The recording of material heritage and collective living memories of the local people in some of the villages (such as Badlonjë, Kanikol, Psilloterë, Draçovë, Zhepë, and etc.), aided at revealing element which are important in understanding the long-lasting scale of territory use and exploitation, and at the same time reconstruct part of the historical landscape of the Valley.The preliminary data indicate for intensive agriculture, relied on the continues use of land parcels, located on the river terraces and on the moderate hill slops, which are usually related to a number of natural hydro-resources and traditional irrigation systems; to a considerable degree seems to have been exploited mountain pastures and forests, creating appropriate conditions for the foundation in the territory of stable rural settlements.  
Also a new research took place, focusing on the Vlachs ethno-cultural group, which are an historic pastoral nomad community, speaking an archaic-Latin language, and have lived in the territories of Epirus at least since the Early Medieval times. Since the 60’s of the last century, they are permanent residents of the Vjosa Valley; however, it seems that for a majority of them, the territories of the Valley, for e long time were used both as passage ways and temporary summer pastures.  
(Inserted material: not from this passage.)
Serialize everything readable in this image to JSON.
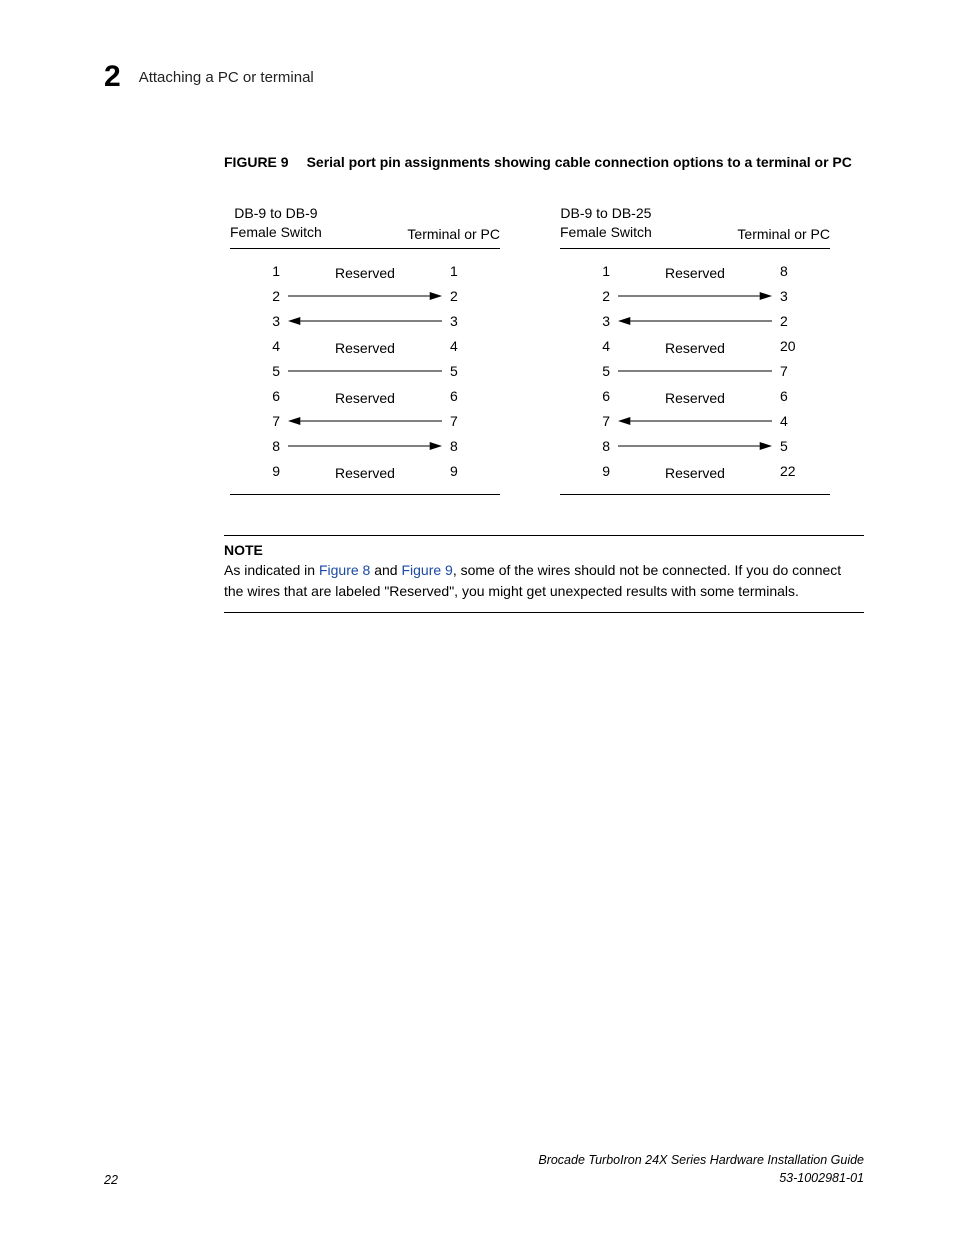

As yet, we have been able to identify some of the transhumance routes followed by the nomadic Vlachs in search of the winter and summer pastures, along with the locations of their temporary living stations. Considering that the number of their livestock usually over-passed 10 000, the Vlachs shepherds would agree with the local people to move the flocks through their agriculture parcels, enabling in this way the process of land fertilization. Therefore, the detection of their transhumance routes aids in defining some of the historical lands of the valley, along with one of the simplest methods of local land manuring.